= The Need of Being Versed in Country Things =

1923 poem by Robert Frost

The Need of Being Versed in Country Things is a poem by Robert Frost. It was published in 1923 in his New Hampshire poetry collection. The poem contains six quatrains with an ABCB rhyme scheme.

==Text==

The house had gone to bring again
To the midnight sky a sunset glow.
Now the chimney was all of the house that stood,
Like a pistil after the petals go.

The barn opposed across the way,
That would have joined the house in flame
Had it been the will of the wind, was left
To bear forsaken the place's name.

No more it opened with all one end
For teams that came by the stony road
To drum on the floor with scurrying hoofs
And brush the mow with the summer load.

The birds that came to it through the air
At broken windows flew out and in,
Their murmur more like the sigh we sigh
From too much dwelling on what has been.

Yet for them the lilac renewed its leaf,
And the aged elm, though touched with fire;
And the dry pump flung up an awkward arm;
And the fence post carried a strand of wire.

For them there was really nothing sad.
But though they rejoiced in the nest they kept,
One had to be versed in country things
Not to believe the phoebes wept.

==Analysis==

The first quatrain paints the picture of a burnt down house, its only remnant the stone chimney. The narrator imagines the fire that consumed the house (a human artifice) as appearing like a sunset (a natural phenomenon) from afar. The narrator also imagines the chimney (a human artifice) as a flower that has dropped its petals (a natural phenomenon).

The second quatrain introduces the reader to the adjacent barn left untouched by the fire. The narrator talks about how, if the wind had been blowing in a different direction, the barn would have burned down as well. However, the narrator does not leave the wind's direction to natural phenomena. Instead, the narrator imbues the wind with will, suggesting that the wind could have caused the barn to burn down if it had wanted to. This humanization of the wind launches the narrator down a path of imagination and sentimentality.

The third quatrain shows the melancholy the narrator is feeling about the barn no longer functioning like it used to. The narrator evokes a fictionalized memory of the clatter of sweaty horse teams entering a flung-open barn door under the hands of the defunct house's human inhabitants. For a moment, the narrator is overcome by nostalgia for the time before the farm had been "emptied of human activity."

The fourth quatrain tells of the birds now flying in and out of the barn through its broken windows, using it as shelter. The phoebes' soft comings and goings contrast starkly with the ruckus evoked in the third stanza. The narrator likens the sound of the phoebes' flapping wings to the human sigh; but here starts to emerge from the daydream. The narrator notes that the sigh comes from humans "too much dwelling on" (with "dwelling" having double entendre) what no longer exists. (Note: It has been suggested that the structure in question in this stanza is not the barn but the house. This seems to be an impossibility, however, given that, as stated in the first stanza, the chimney is the only part of the house remaining.)

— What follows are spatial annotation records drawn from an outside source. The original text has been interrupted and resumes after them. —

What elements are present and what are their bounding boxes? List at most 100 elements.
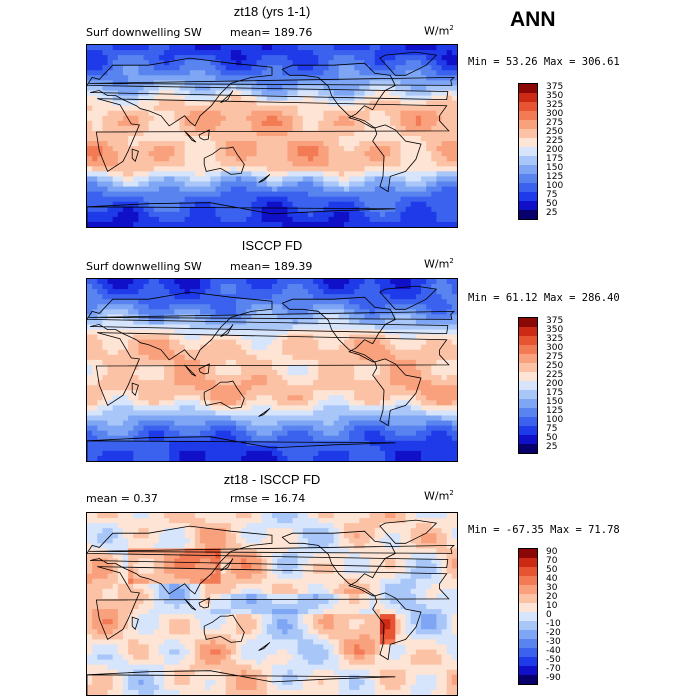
heatmap-cell <box>349 400 355 406</box>
heatmap-cell <box>379 405 386 411</box>
heatmap-cell <box>400 294 407 300</box>
heatmap-cell <box>421 146 427 152</box>
heatmap-cell <box>364 60 371 66</box>
heatmap-cell <box>112 95 119 102</box>
heatmap-cell <box>148 329 155 336</box>
heatmap-cell <box>184 395 191 401</box>
heatmap-cell <box>415 324 422 330</box>
heatmap-cell <box>128 125 134 132</box>
heatmap-cell <box>138 95 144 102</box>
heatmap-cell <box>338 211 345 218</box>
heatmap-cell <box>364 70 371 76</box>
heatmap-cell <box>246 364 252 371</box>
heatmap-cell <box>292 304 299 310</box>
heatmap-cell <box>236 314 242 320</box>
heatmap-cell <box>215 161 222 167</box>
heatmap-cell <box>230 65 237 71</box>
heatmap-cell <box>426 304 432 310</box>
heatmap-cell <box>328 284 335 290</box>
heatmap-cell <box>174 166 180 172</box>
heatmap-cell <box>256 314 263 320</box>
heatmap-cell <box>153 70 160 76</box>
heatmap-cell <box>112 344 119 351</box>
heatmap-cell <box>210 415 216 421</box>
heatmap-cell <box>431 294 437 300</box>
heatmap-cell <box>410 380 417 386</box>
heatmap-cell <box>128 349 134 356</box>
heatmap-cell <box>395 100 401 107</box>
heatmap-cell <box>369 334 376 341</box>
heatmap-cell <box>415 130 422 137</box>
heatmap-cell <box>395 191 401 198</box>
heatmap-cell <box>374 309 381 315</box>
heatmap-cell <box>97 90 103 96</box>
heatmap-cell <box>297 349 304 356</box>
heatmap-cell <box>266 324 273 330</box>
heatmap-cell <box>200 65 206 71</box>
heatmap-cell <box>215 100 222 107</box>
heatmap-cell <box>133 400 139 406</box>
heatmap-cell <box>143 105 150 112</box>
heatmap-cell <box>133 216 139 223</box>
heatmap-cell <box>272 60 278 66</box>
heatmap-cell <box>148 410 155 416</box>
heatmap-cell <box>251 186 257 193</box>
heatmap-cell <box>236 60 242 66</box>
heatmap-cell <box>354 354 360 361</box>
heatmap-cell <box>400 334 407 341</box>
heatmap-cell <box>158 324 165 330</box>
heatmap-cell <box>369 191 376 198</box>
heatmap-cell <box>194 334 201 341</box>
heatmap-cell <box>200 100 206 107</box>
heatmap-cell <box>194 70 201 76</box>
heatmap-cell <box>158 95 165 102</box>
heatmap-cell <box>236 395 242 401</box>
colorbar-segment <box>519 129 537 138</box>
heatmap-cell <box>194 279 201 285</box>
heatmap-cell <box>164 304 170 310</box>
heatmap-cell <box>272 299 278 305</box>
heatmap-cell <box>148 125 155 132</box>
heatmap-cell <box>441 85 448 91</box>
heatmap-cell <box>164 349 170 356</box>
heatmap-cell <box>333 191 340 198</box>
heatmap-cell <box>277 435 283 442</box>
heatmap-cell <box>184 211 191 218</box>
heatmap-cell <box>359 196 365 203</box>
heatmap-cell <box>148 166 155 172</box>
heatmap-cell <box>446 80 453 86</box>
heatmap-cell <box>302 65 309 71</box>
heatmap-cell <box>138 181 144 187</box>
heatmap-cell <box>307 425 314 432</box>
heatmap-cell <box>148 299 155 305</box>
heatmap-cell <box>369 110 376 117</box>
heatmap-cell <box>246 115 252 122</box>
heatmap-cell <box>415 136 422 142</box>
heatmap-cell <box>313 65 319 71</box>
heatmap-cell <box>272 156 278 162</box>
heatmap-cell <box>102 410 108 416</box>
heatmap-cell <box>122 289 129 295</box>
heatmap-cell <box>246 380 252 386</box>
heatmap-cell <box>148 344 155 351</box>
heatmap-cell <box>112 201 119 208</box>
heatmap-cell <box>338 171 345 177</box>
heatmap-cell <box>441 354 448 361</box>
heatmap-cell <box>395 314 401 320</box>
heatmap-cell <box>112 375 119 381</box>
heatmap-cell <box>256 354 263 361</box>
heatmap-cell <box>256 55 263 61</box>
heatmap-cell <box>272 359 278 366</box>
heatmap-cell <box>128 405 134 411</box>
heatmap-cell <box>87 45 93 51</box>
heatmap-cell <box>97 294 103 300</box>
heatmap-cell <box>112 211 119 218</box>
heatmap-cell <box>179 196 186 203</box>
heatmap-cell <box>349 364 355 371</box>
heatmap-cell <box>349 146 355 152</box>
coastline <box>203 146 245 175</box>
heatmap-cell <box>436 136 442 142</box>
heatmap-cell <box>184 221 191 227</box>
heatmap-cell <box>174 191 180 198</box>
heatmap-cell <box>117 181 124 187</box>
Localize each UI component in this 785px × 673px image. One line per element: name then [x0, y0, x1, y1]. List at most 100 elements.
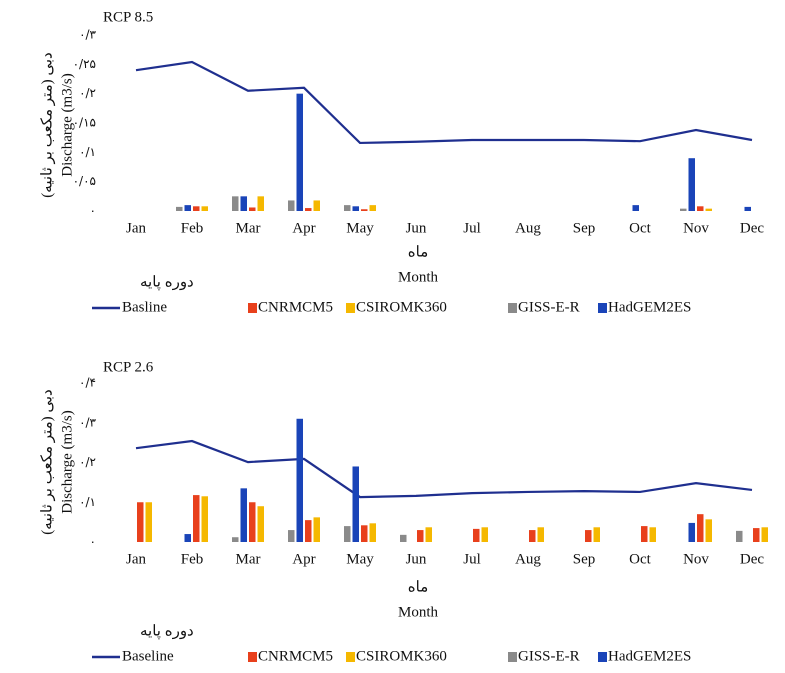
x-tick-label: May	[346, 551, 374, 567]
legend-swatch	[598, 303, 607, 313]
bar	[176, 206, 183, 211]
bar	[249, 502, 256, 542]
y-tick-label: ٠	[90, 204, 96, 218]
bar	[352, 206, 359, 211]
bar	[344, 205, 351, 211]
legend-swatch	[248, 652, 257, 662]
bar	[313, 200, 320, 211]
legend-label: HadGEM2ES	[608, 299, 691, 315]
y-tick-label: ٠/٣	[79, 415, 96, 429]
bar	[232, 537, 239, 542]
bar	[400, 534, 407, 542]
bar	[288, 200, 295, 211]
y-tick-label: ٠/٢	[79, 86, 96, 100]
legend-title: دوره پایه	[140, 274, 194, 290]
x-tick-label: Mar	[236, 551, 261, 567]
legend-title: دوره پایه	[140, 623, 194, 639]
legend-swatch	[346, 652, 355, 662]
baseline-line	[135, 60, 753, 145]
x-tick-label: Feb	[181, 220, 204, 236]
bar	[201, 496, 208, 542]
y-axis-label: دبی (متر مکعب بر ثانیه)	[39, 389, 55, 534]
legend-label: Baseline	[122, 648, 174, 664]
bar	[313, 517, 320, 542]
y-tick-label: ٠/١	[79, 145, 96, 159]
bar	[481, 527, 488, 542]
bar	[369, 205, 376, 211]
x-tick-label: Jun	[406, 220, 427, 236]
legend-swatch	[508, 652, 517, 662]
x-tick-label: Jul	[463, 220, 481, 236]
x-tick-label: Oct	[629, 551, 651, 567]
bar	[257, 506, 264, 542]
y-tick-label: ٠/٣	[79, 28, 96, 42]
bar	[369, 523, 376, 542]
bar	[753, 528, 760, 542]
legend-label: Basline	[122, 299, 167, 315]
bar	[193, 206, 200, 211]
bar	[688, 522, 695, 542]
bar	[305, 520, 312, 542]
legend-label: CNRMCM5	[258, 299, 333, 315]
bar	[529, 530, 536, 542]
bar	[425, 527, 432, 542]
x-tick-label: Jul	[463, 551, 481, 567]
x-axis-label: Month	[398, 269, 439, 285]
x-axis-label: ماه	[408, 244, 428, 260]
bar	[352, 466, 359, 542]
bar	[184, 205, 191, 211]
y-tick-label: ٠/۴	[79, 376, 96, 390]
legend-swatch	[346, 303, 355, 313]
x-tick-label: Jan	[126, 220, 146, 236]
y-tick-label: ٠/١	[79, 495, 96, 509]
bar	[417, 530, 424, 542]
bar	[184, 534, 191, 542]
x-tick-label: May	[346, 220, 374, 236]
bar	[705, 208, 712, 211]
bar	[296, 93, 303, 211]
x-tick-label: Mar	[236, 220, 261, 236]
bar	[240, 488, 247, 542]
bar	[537, 527, 544, 542]
chart-title: RCP 2.6	[103, 359, 154, 375]
bar	[361, 525, 368, 542]
bar	[697, 206, 704, 211]
x-tick-label: Sep	[573, 551, 596, 567]
x-axis-label: Month	[398, 604, 439, 620]
x-tick-label: Dec	[740, 551, 764, 567]
legend-label: CSIROMK360	[356, 648, 447, 664]
bar	[193, 495, 200, 542]
bar	[680, 208, 687, 211]
legend-label: CNRMCM5	[258, 648, 333, 664]
x-tick-label: Nov	[683, 551, 709, 567]
x-tick-label: Aug	[515, 551, 541, 567]
x-tick-label: Feb	[181, 551, 204, 567]
y-tick-label: ٠/٢	[79, 455, 96, 469]
legend-label: CSIROMK360	[356, 299, 447, 315]
bar	[137, 502, 144, 542]
bar	[632, 205, 639, 211]
y-tick-label: ٠/١۵	[73, 116, 96, 130]
bar	[649, 527, 656, 542]
bar	[344, 526, 351, 542]
bar	[688, 158, 695, 211]
bar	[761, 527, 768, 542]
bar	[473, 528, 480, 542]
bar	[288, 530, 295, 542]
bar	[705, 519, 712, 542]
bar	[145, 502, 152, 542]
bar	[744, 206, 751, 211]
bar	[296, 418, 303, 542]
legend-swatch	[248, 303, 257, 313]
bar	[641, 526, 648, 542]
bar	[305, 208, 312, 211]
bar	[257, 196, 264, 211]
legend-label: GISS-E-R	[518, 648, 580, 664]
x-axis-label: ماه	[408, 579, 428, 595]
y-tick-label: ٠/٠۵	[73, 174, 96, 188]
x-tick-label: Apr	[292, 551, 315, 567]
x-tick-label: Oct	[629, 220, 651, 236]
x-tick-label: Jan	[126, 551, 146, 567]
y-tick-label: ٠	[90, 535, 96, 549]
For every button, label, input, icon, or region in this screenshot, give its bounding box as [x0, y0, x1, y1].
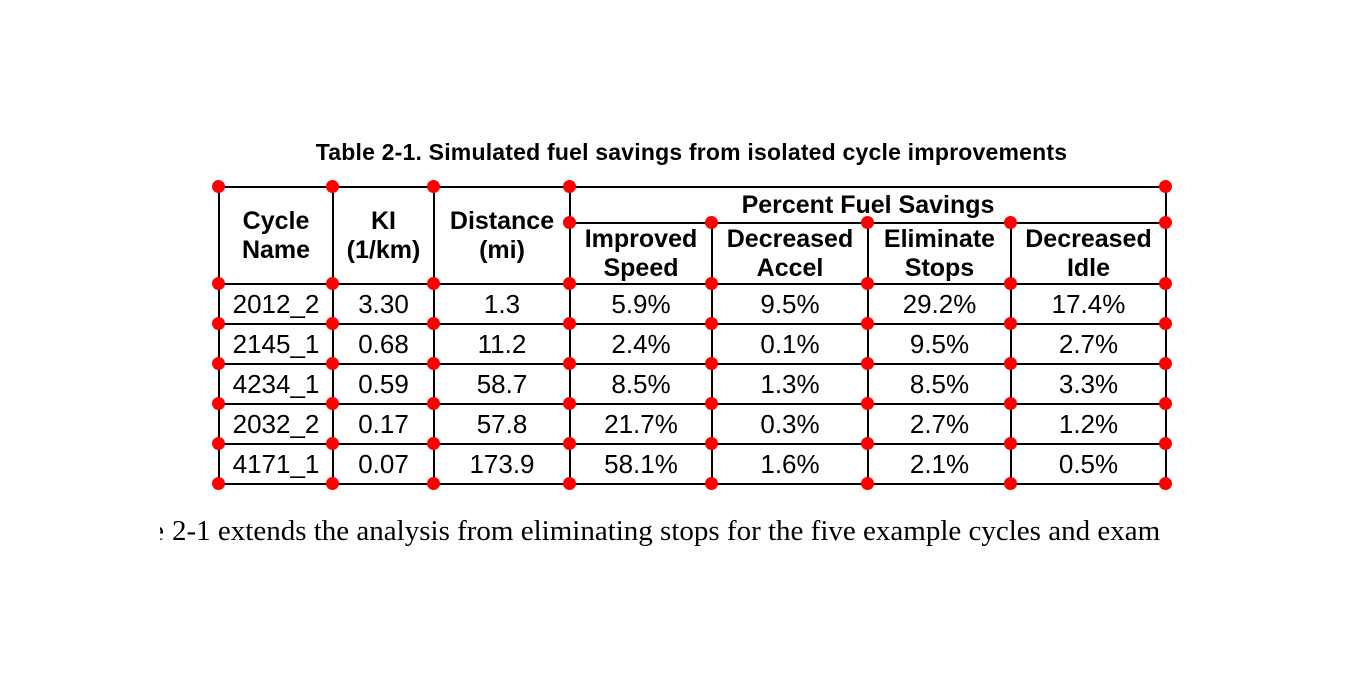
table-row: 4171_1 0.07 173.9 58.1% 1.6% 2.1% 0.5%: [218, 443, 1167, 485]
cell-decreased-idle: 0.5%: [1010, 443, 1167, 485]
header-cell-decreased-accel: Decreased Accel: [711, 222, 869, 285]
cell-improved-speed: 2.4%: [569, 323, 713, 365]
cell-improved-speed: 21.7%: [569, 403, 713, 445]
header-cell-cycle-name: Cycle Name: [218, 186, 334, 285]
cell-ki: 0.68: [332, 323, 435, 365]
cell-improved-speed: 5.9%: [569, 283, 713, 325]
table-row: 2032_2 0.17 57.8 21.7% 0.3% 2.7% 1.2%: [218, 403, 1167, 445]
header-sub-row: Improved Speed Decreased Accel Eliminate…: [219, 222, 1167, 285]
cell-ki: 0.59: [332, 363, 435, 405]
cell-decreased-accel: 0.3%: [711, 403, 869, 445]
cell-eliminate-stops: 2.7%: [867, 403, 1012, 445]
table-row: 4234_1 0.59 58.7 8.5% 1.3% 8.5% 3.3%: [218, 363, 1167, 405]
cell-decreased-accel: 1.3%: [711, 363, 869, 405]
cell-cycle-name: 2012_2: [218, 283, 334, 325]
body-text: 2-1 extends the analysis from eliminatin…: [172, 515, 1161, 547]
cell-decreased-accel: 0.1%: [711, 323, 869, 365]
table-row: 2012_2 3.30 1.3 5.9% 9.5% 29.2% 17.4%: [218, 283, 1167, 325]
cell-ki: 3.30: [332, 283, 435, 325]
table-row: 2145_1 0.68 11.2 2.4% 0.1% 9.5% 2.7%: [218, 323, 1167, 365]
cell-improved-speed: 8.5%: [569, 363, 713, 405]
header-cell-percent-fuel-savings: Percent Fuel Savings: [569, 186, 1167, 224]
cell-cycle-name: 2032_2: [218, 403, 334, 445]
cell-decreased-idle: 3.3%: [1010, 363, 1167, 405]
cell-decreased-accel: 9.5%: [711, 283, 869, 325]
table-caption: Table 2-1. Simulated fuel savings from i…: [315, 139, 1068, 165]
cell-cycle-name: 4171_1: [218, 443, 334, 485]
cell-eliminate-stops: 8.5%: [867, 363, 1012, 405]
cell-distance: 57.8: [433, 403, 571, 445]
cell-distance: 11.2: [433, 323, 571, 365]
cell-ki: 0.17: [332, 403, 435, 445]
header-cell-distance: Distance (mi): [433, 186, 571, 285]
cell-eliminate-stops: 2.1%: [867, 443, 1012, 485]
cell-decreased-idle: 1.2%: [1010, 403, 1167, 445]
cell-eliminate-stops: 29.2%: [867, 283, 1012, 325]
clipped-char: e: [160, 514, 164, 549]
cell-decreased-idle: 2.7%: [1010, 323, 1167, 365]
cell-decreased-idle: 17.4%: [1010, 283, 1167, 325]
header-cell-decreased-idle: Decreased Idle: [1010, 222, 1167, 285]
header-cell-improved-speed: Improved Speed: [569, 222, 713, 285]
cell-decreased-accel: 1.6%: [711, 443, 869, 485]
header-cell-ki: KI (1/km): [332, 186, 435, 285]
header-group-row: Cycle Name KI (1/km) Distance (mi) Perce…: [218, 186, 1167, 285]
cell-cycle-name: 4234_1: [218, 363, 334, 405]
cell-distance: 58.7: [433, 363, 571, 405]
cell-distance: 1.3: [433, 283, 571, 325]
header-cell-eliminate-stops: Eliminate Stops: [867, 222, 1012, 285]
cell-distance: 173.9: [433, 443, 571, 485]
fuel-savings-table: Cycle Name KI (1/km) Distance (mi) Perce…: [218, 186, 1167, 485]
cell-improved-speed: 58.1%: [569, 443, 713, 485]
cell-eliminate-stops: 9.5%: [867, 323, 1012, 365]
cell-ki: 0.07: [332, 443, 435, 485]
body-text-line: e2-1 extends the analysis from eliminati…: [160, 514, 1160, 549]
cell-cycle-name: 2145_1: [218, 323, 334, 365]
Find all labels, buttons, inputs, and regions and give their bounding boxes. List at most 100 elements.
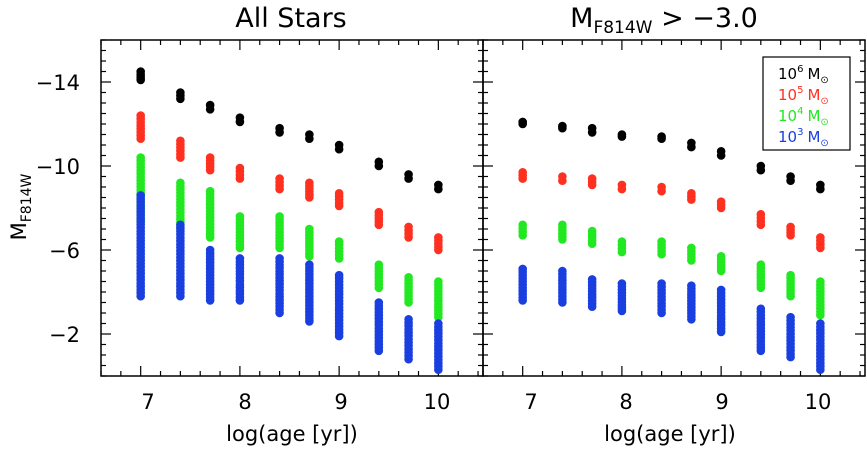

In the fifth quatrain, the narrator further admits to and moves away from sentimentality. This stanza reveals to the reader that the fire was something that happened long ago, and this sense of time passing is Frost's crucial point. He differentiates between "kinds of memory: it is only the human mind, he suggests, that is capable of the enormous leap backwards in time. The curse of human memory is that it alone is capable of recalling a past that can never return, that has been destroyed utterly and irrevocably by the fire. ‘Bird-memory' has little grasp of a human past. Human beings flash across the scene of bird-awareness but (blessedly) the grooves of impression are rarely made: only the larger features of a scene and the broad patterns of seasonal change are retained. The phoebes belong to a separate order of reality." All they grasp is that it is once again spring, time to nest and mate, on schedule with the lilacs blooming.

In the sixth quatrain, the narrator talks about how, despite all the destruction around him, the birds are just happy to have a place to nest. The birds are unconcerned with, even oblivious of, human drama. Those "versed in country things" — who understand the unsentimental course of nature — know that the birds haven't wept. However, by prefacing the phrase with "one would have to" (be versed in country things), Frost keeps his narrator from sounding like a chastising know-it-all. Frost allows for the "strong impulse (and a traditional poetic one all the way back through pastoral poetry) to believe that the birds are responsively grieving at the spectacle of human loss."